MarkPflug / Sylvan.Data.Excel

The fastest .NET library for reading Excel data files.
MIT License
243 stars 30 forks source link

ExcelDataReader.GetValues() uses FieldCount rather than RowFieldCount #174

Closed JaseRandall closed 5 months ago

JaseRandall commented 5 months ago

I have a .xlsx file that is a jagged array with column headings appearing on a row that is not row 1 (could be anywhere from row 5 to 50).

I see from Issue #114 that I can use reader.Initialize() to set the current row as the row with the column headers. Also, #157 has "Instead of: ed.FieldCount, use ed.RowFieldCount instead." which I use to create allocate the array fed into GetValues().

However, while looping to find the header row, I'm not able to view all the values on each row because GetValues() uses FieldCount rather than RowFieldCount.

It's easier to see using code and code comments:


// Here's an extract of my code based on the documentation
using (var reader = ExcelDataReader.Create(filename))
{
    do
    {
        while (reader.Read())
        {
            if (reader.RowNumber < 9)
                continue;

            // values shown by the debugger:
            // reader.FieldCount == 3
            // reader.RowFieldCout == 7
            object[] arrayOfValues = new object[reader.RowFieldCount];
            reader.GetValues(arrayOfValues);
            // arrayOfValues has 7 fields however, GetValues() only fills the first 3 fields with data
            // This is because GetValues() uses FieldCount rather than RowFieldCount (see below)
        }
    } while (reader.NextResult());
}

// Extract from Sylvan.Data.Excel.ExcelDataReader
public abstract partial class ExcelDataReader : DbDataReader, IDisposable, IDbColumnSchemaGenerator
{
    public sealed override int GetValues(object[] values)
    {
        ValidateAccess();

// should the next line use RowFieldCount rather than FieldCount?
// considering if someone wants to only use FieldCount, they can initialise the array size using FieldCount
// and then we don't need an additional method to use rowFieldCount

        var c = Math.Min(values.Length, this.FieldCount);

        for (int i = 0; i < c; i++)
        {
            values[i] = this.GetValue(i);
        }
        return c;
    }

    // Alternatively, should I submit a pull request containing a method for GetRowValues?
    public int GetRowValues(object[] values)
    {
        ValidateAccess();
        var c = Math.Min(values.Length, this.rowFieldCount);

        for (int i = 0; i < c; i++)
        {
            values[i] = this.GetValue(i);
        }
        return c;
    }
}

So, I guess my question is, should ExcelDataReader.GetValues use FieldRowCount to determine how many times to loop filling data? Or should there be a specific GetRowValues method?

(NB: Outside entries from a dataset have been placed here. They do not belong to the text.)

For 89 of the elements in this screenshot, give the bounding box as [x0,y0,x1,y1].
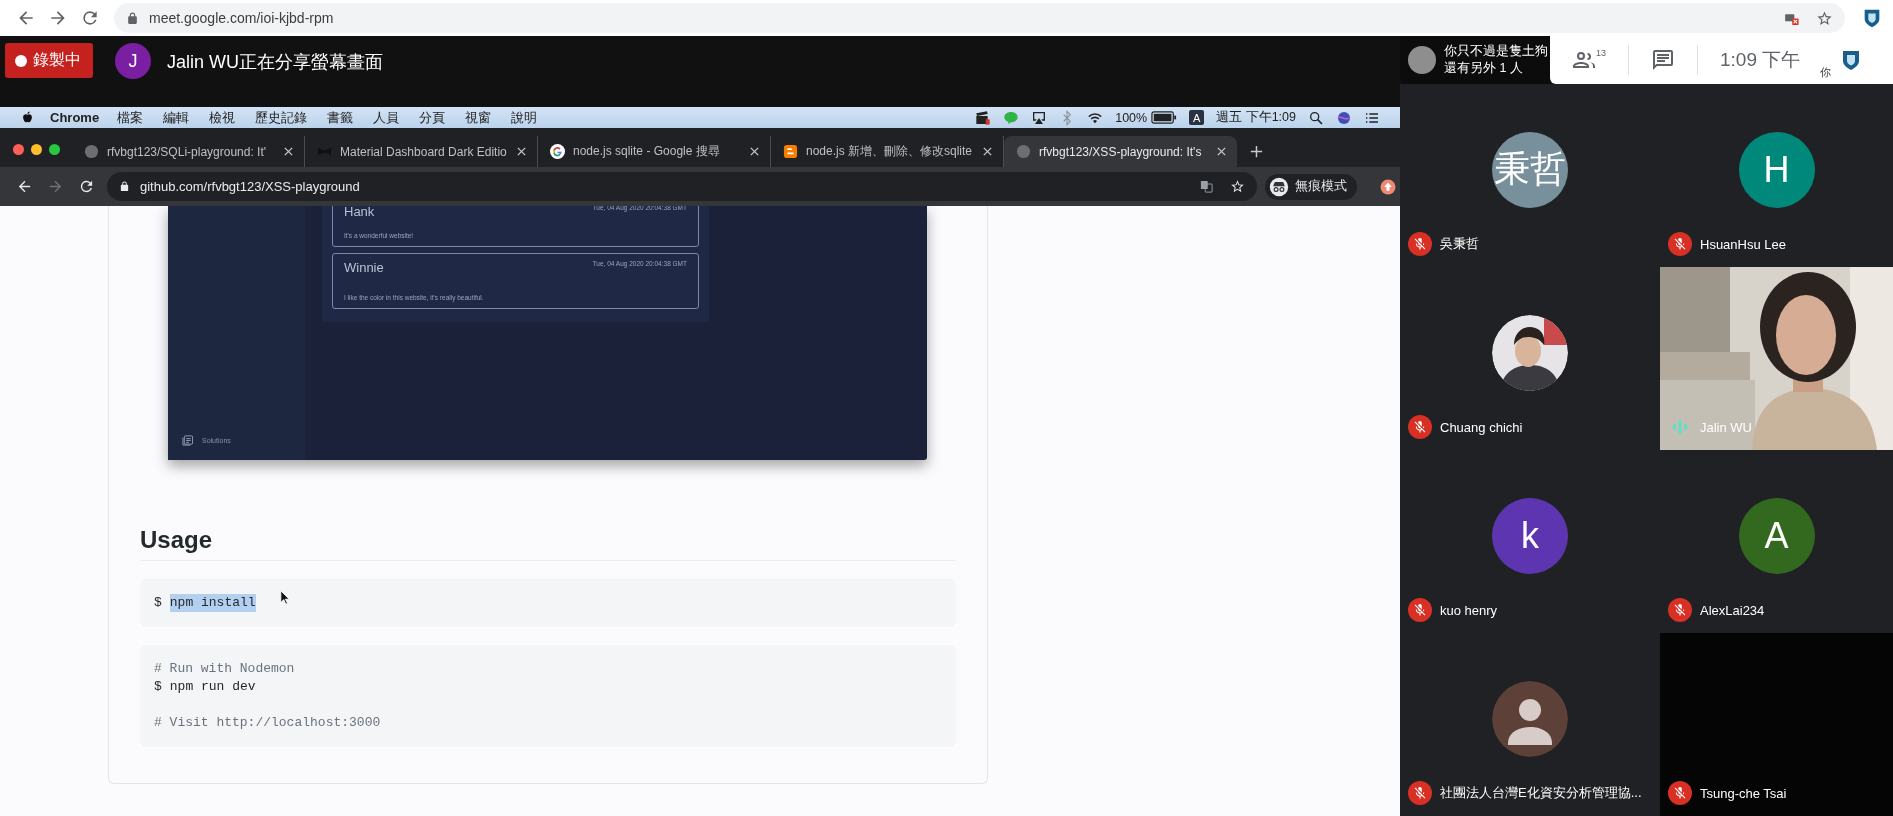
menu-item[interactable]: Chrome [50,110,100,125]
star-icon[interactable] [1816,9,1833,27]
new-tab-icon[interactable] [1249,144,1264,159]
cursor-icon [280,590,290,605]
close-icon[interactable] [516,146,527,157]
code-comment: # Run with Nodemon [154,660,296,678]
menu-item[interactable]: 檢視 [209,108,236,127]
participant-name: Chuang chichi [1440,419,1523,435]
close-window-button[interactable] [13,144,24,155]
participant-name: 吳秉哲 [1440,235,1479,253]
participant-name: HsuanHsu Lee [1700,236,1786,252]
avatar: H [1738,131,1815,208]
close-icon[interactable] [982,146,993,157]
menu-item[interactable]: 分頁 [419,108,446,127]
code-prompt: $ [154,594,162,612]
apple-icon[interactable] [20,110,35,125]
code-command: npm run dev [169,678,256,696]
participant-name: 社團法人台灣E化資安分析管理協... [1440,784,1642,802]
incognito-icon [1269,176,1289,197]
back-icon[interactable] [16,178,33,195]
update-icon[interactable] [1379,177,1397,196]
presenter-avatar: J [115,43,151,79]
logo-icon [550,144,565,159]
forward-icon[interactable] [47,178,64,195]
lock-icon [126,11,139,25]
close-icon[interactable] [1216,146,1227,157]
reload-icon[interactable] [78,178,95,195]
minimize-window-button[interactable] [31,144,42,155]
menu-item[interactable]: 說明 [511,108,538,127]
recording-label: 錄製中 [33,50,81,70]
reload-icon[interactable] [80,8,100,28]
record-dot-icon [15,54,27,67]
menu-item[interactable]: 人員 [373,108,400,127]
battery-icon[interactable] [1151,111,1178,124]
translate-icon[interactable] [1199,179,1214,194]
tab-title: node.js 新增、刪除、修改sqlite [806,143,974,160]
selected-text: npm install [169,594,256,612]
close-icon[interactable] [749,146,760,157]
address-bar[interactable]: github.com/rfvbgt123/XSS-playground [107,172,1257,201]
self-label: 你 [1820,65,1832,80]
menubar-clock[interactable]: 週五 下午1:09 [1216,109,1296,126]
circle-icon [84,144,99,159]
meeting-clock: 1:09 下午 [1720,48,1801,72]
avatar: k [1492,497,1568,574]
avatar: 秉哲 [1492,131,1568,208]
code-prompt: $ [154,678,162,696]
menu-item[interactable]: 視窗 [465,108,492,127]
tab-title: Material Dashboard Dark Editio [340,144,508,159]
avatar: A [1738,497,1815,574]
tab-title: rfvbgt123/SQLi-playground: It' [107,144,268,159]
lock-icon [119,181,130,192]
incognito-profile-button[interactable]: 無痕模式 [1265,173,1357,200]
browser-tab[interactable]: rfvbgt123/XSS-playground: It's [1004,136,1237,167]
notification-text: 還有另外 1 人 [1444,60,1524,77]
list-icon [182,435,193,446]
menu-item[interactable]: 書籤 [327,108,354,127]
airplay-icon[interactable] [1031,109,1048,126]
comment-author: Winnie [344,260,384,275]
input-method-indicator[interactable]: A [1189,110,1205,125]
notification-text: 你只不過是隻土狗 [1444,43,1548,60]
url-text: meet.google.com/ioi-kjbd-rpm [149,10,334,26]
square-icon [783,144,798,159]
comment-author: Hank [344,206,375,219]
participant-name: Jalin WU [1700,419,1752,435]
search-icon[interactable] [1308,109,1324,126]
battery-percent: 100% [1115,110,1148,125]
participant-name: AlexLai234 [1700,602,1765,618]
participant-name: kuo henry [1440,602,1498,618]
close-icon[interactable] [283,146,294,157]
menu-item[interactable]: 歷史記錄 [255,108,308,127]
participant-count: 13 [1596,48,1606,58]
section-heading: Usage [140,526,956,561]
circle-icon [1016,144,1031,159]
participant-name: Tsung-che Tsai [1700,785,1787,801]
menu-item[interactable]: 編輯 [163,108,190,127]
avatar-icon [1408,46,1436,74]
presenting-title: Jalin WU正在分享螢幕畫面 [167,51,383,74]
tab-title: rfvbgt123/XSS-playground: It's [1039,144,1203,159]
chat-icon[interactable] [1651,48,1675,72]
maximize-window-button[interactable] [49,144,60,155]
code-comment: # Visit http://localhost:3000 [154,714,382,732]
menu-item[interactable]: 檔案 [117,108,144,127]
clapperboard-icon[interactable] [975,109,992,126]
star-icon[interactable] [1230,179,1245,194]
url-text: github.com/rfvbgt123/XSS-playground [140,179,360,194]
orb-icon[interactable] [1336,109,1352,126]
profile-label: 無痕模式 [1295,178,1347,195]
tab-title: node.js sqlite - Google 搜尋 [573,143,721,160]
address-bar[interactable]: meet.google.com/ioi-kjbd-rpm [114,3,1845,33]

MarkPflug commented 5 months ago

I think you have a variety of options here.

You can quite easily create your own GetRowValues extension method for ExcelDataReader:

static class ExcelDataReaderExtensions
{
    static int GetRowValues(this ExcelDataReader csv, object[]? values)
    {
        var c = csv.RowFieldCount;
        if (values == null) return c; // allow querying count

        // throw because there isn't enough room, or alternately you could fill the space available?
        if (values.Length < c) throw new ArgumentOutOfRangeException(); 

        for (int i = 0; i < c; i++)
        {
            values[i] = csv.GetValue(i);
        }
        return c;
    }
}

Or, the Sylvan.Data nuget package provides a GetVariableField extension method, which provides basically the same functionality. Here is a complete example using Sylvan.Data.Csv.CsvDataReader, but should work just as well with ExcelDataReader:

using Sylvan.Data.Csv;
using Sylvan.Data;

var data =

    """
    this is a junk row
    a,b,c
    1,2,3
    1,2,3,4
    1,2,3
    1,2
    """;

var csv = CsvDataReader.Create(new StringReader(data));
csv.Read(); // skip the first junk row

// initialize using the headers on row 2
csv.Initialize();

// create a data reader that reads jagged rows via RowFieldCount
// any *extra* columns will be treated as type "string"
var jagged = csv.AsVariableField(r => r.RowFieldCount, typeof(string));

object[] values = new object[100];
while (jagged.Read())
{
    var count = jagged.GetValues(values);
    Console.WriteLine("Count: " + count);
    for (int i = 0; i < count; i++)
    {
        Console.WriteLine(values[i]);
    }
    Console.WriteLine("---");
}

Which outputs:

Count: 3
1
2
3
---
Count: 4
1
2
3
4
---
Count: 3
1
2
3
---
Count: 2
1
2
---

In this case, you still don't know how many columns are in a row without inspecting RowFieldCount, so the values object array might not be big enough.

Either way, I don't a modification to the library is needed to handle this scenario.